Structural parameters of B10Ca and B10 GM/TS clusters at PBE0 are presented in Fig. S2 (ESI†). All five structures have similar perimeters for the outer B8 ring: 12.5–12.8 Å. However, bond distances in the inner B2 core are slightly expanded from 1.63–1.66 Å in B10 to 1.70–1.72 Å in B10Ca. Radial B–B links are 1.79 Å in average for B10Ca GM, which are elongated relative to B10 GM (1.70 Å in average). Thus, upon Ca alloying, interior B–B links undergo discernible expansion, leading to bowl-like B10Ca clusters (GM, TS1, and TS2). Note that such changes do not necessarily imply that interior B–B links in B10Ca have lower bond orders (vide infra).
Fig. 2 Calculated Wiberg bond indices (WBIs) from natural bond orbital (NBO) analysis at the PBE0/6-311G* level. (a) B10 GM and TS. (b) B10Ca GM, TS1, and TS2. |
Natural atomic charges in the B10Ca GM cluster (Fig. S3b, ESI†) are consistent with a charge transfer complex: [B10]2−[Ca]2+. Specifically, Ca atom has a positive charge of +1.52 |e|, with the peripheral B8 ring collectively carrying a negative charge of −1.44 |e| and the inner B2 dimer being roughly neutral. Note that atoms B4 and B8 each has −0.31 |e|, which are the most negative due to their closeness to the Ca center. The B10 GM (Fig. S3a, ESI†) shows intramolecular charge redistribution, so that the central B9B3B10B7 diamond carries negative charges (−0.22/−0.17 |e| per atom) and the four B2/B4/B6/B8 corners are positive (+0.20 |e| per atom). Going from B10 GM to B10Ca GM, the major change in charges also lies in the above four corners, where the B4/B8 centers each gains −0.51 |e| from Ca and B2/B6 each gets −0.35 |e|. Overall, the distribution of negative charges is more uniform in B10Ca GM relative to B10 GM.52
For the π framework in subset (c), three CMOs have 0 and 1 (quasi-degenerate) nodal planes, where the intrinsic nodal plane associated with pz AOs is not counted, as routine. The three CMOs are analogous to the prototypical π sextet in benzene, thus endowing the B10Ca cluster with π aromaticity according to the (4n + 2) Hückel rule. The Ca atom only contributes less than 7% in these π CMOs. For the delocalized σ framework (subset (b)), the five CMOs again follow the orbital building principles with 0 up to 2 nodal planes (including two quasi-degenerate pairs). This CMO pattern makes it imperative to claim σ aromaticity for the B10Ca cluster. Indeed, the 10σ electron-counting conforms to the (4n + 2) Hückel rule. In summary, the CMO analysis indicates that the B10Ca cluster possesses π/σ double aromaticity with 6π and 10σ electrons, respectively. In this model, there are no 2c–2e Lewis B–B π/σ bonds inside the peripheral B8 ring, which explains why all those B–B links have low WBI values (less than 1.0; Fig. 2b).

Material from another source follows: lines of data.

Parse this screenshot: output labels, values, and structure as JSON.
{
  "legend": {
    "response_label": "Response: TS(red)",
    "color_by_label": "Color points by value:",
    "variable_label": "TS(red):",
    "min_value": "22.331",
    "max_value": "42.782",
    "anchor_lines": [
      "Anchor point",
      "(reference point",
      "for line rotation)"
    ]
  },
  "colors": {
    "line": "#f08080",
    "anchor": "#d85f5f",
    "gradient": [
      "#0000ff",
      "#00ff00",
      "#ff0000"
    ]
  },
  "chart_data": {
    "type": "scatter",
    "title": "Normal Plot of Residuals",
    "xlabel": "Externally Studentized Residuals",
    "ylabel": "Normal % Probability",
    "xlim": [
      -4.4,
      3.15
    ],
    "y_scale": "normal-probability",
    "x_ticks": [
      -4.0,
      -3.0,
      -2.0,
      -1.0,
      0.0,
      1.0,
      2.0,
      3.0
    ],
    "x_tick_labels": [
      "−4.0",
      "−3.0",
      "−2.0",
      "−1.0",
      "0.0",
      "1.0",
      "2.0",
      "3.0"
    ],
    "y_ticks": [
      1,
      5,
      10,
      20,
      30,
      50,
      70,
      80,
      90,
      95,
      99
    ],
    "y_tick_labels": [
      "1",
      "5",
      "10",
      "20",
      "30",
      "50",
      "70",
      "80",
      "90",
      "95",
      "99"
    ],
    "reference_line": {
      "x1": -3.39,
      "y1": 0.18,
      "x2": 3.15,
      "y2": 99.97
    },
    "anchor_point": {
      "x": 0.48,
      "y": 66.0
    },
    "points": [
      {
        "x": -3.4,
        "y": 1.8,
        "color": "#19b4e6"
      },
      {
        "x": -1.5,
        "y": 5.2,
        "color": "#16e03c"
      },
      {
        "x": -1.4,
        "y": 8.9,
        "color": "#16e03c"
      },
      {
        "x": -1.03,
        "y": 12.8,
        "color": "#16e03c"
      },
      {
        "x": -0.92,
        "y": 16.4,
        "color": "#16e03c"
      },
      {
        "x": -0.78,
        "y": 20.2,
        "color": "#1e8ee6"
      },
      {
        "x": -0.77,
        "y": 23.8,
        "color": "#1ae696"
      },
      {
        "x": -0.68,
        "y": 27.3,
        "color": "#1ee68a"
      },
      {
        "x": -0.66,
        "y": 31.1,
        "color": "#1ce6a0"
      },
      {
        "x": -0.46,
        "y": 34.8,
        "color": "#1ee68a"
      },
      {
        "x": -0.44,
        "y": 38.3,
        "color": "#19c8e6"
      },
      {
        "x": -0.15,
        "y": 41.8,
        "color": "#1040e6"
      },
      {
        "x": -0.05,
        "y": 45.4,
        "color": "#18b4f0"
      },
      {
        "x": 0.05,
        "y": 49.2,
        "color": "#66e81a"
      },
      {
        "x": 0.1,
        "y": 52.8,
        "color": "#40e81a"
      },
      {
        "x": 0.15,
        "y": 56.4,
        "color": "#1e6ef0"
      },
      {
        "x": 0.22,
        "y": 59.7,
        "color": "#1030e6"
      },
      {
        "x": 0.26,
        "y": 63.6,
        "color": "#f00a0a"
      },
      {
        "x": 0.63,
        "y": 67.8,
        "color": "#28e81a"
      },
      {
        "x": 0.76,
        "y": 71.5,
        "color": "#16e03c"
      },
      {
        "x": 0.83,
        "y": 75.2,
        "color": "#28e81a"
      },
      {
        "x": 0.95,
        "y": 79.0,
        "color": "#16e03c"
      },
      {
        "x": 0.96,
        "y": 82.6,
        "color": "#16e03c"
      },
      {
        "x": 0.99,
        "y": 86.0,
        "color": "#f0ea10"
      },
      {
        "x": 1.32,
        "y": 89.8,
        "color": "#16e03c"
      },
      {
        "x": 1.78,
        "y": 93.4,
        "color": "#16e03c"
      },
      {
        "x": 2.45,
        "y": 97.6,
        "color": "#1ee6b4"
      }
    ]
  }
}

The bonding picture is borne out from electron localization functions (ELFs)54 and AdNDP analysis (Fig. 4). The ELFπ and ELFσ data are consistent with localized Lewis bonds on the periphery, as well as delocalized π/σ frameworks. The AdNDP scheme of B10Ca cluster (Fig. 4b) reproduces peripheral 2c–2e σ bonds53 and global π bonds. For the delocalized σ framework, we chose to partition it as one 2c–2e σ bond on the inner B2 dimer and four 3c–2e/4c–2e σ bonds around the four corners, as hinted by the ELFσ data. It should be stressed that this “island” σ scheme is only an approximation. In particular, the 2c–2e σ bond has an occupation number (ON) of 1.61 |e| only. Nonetheless, the scheme is useful in elucidating the structural dynamics (vide infra).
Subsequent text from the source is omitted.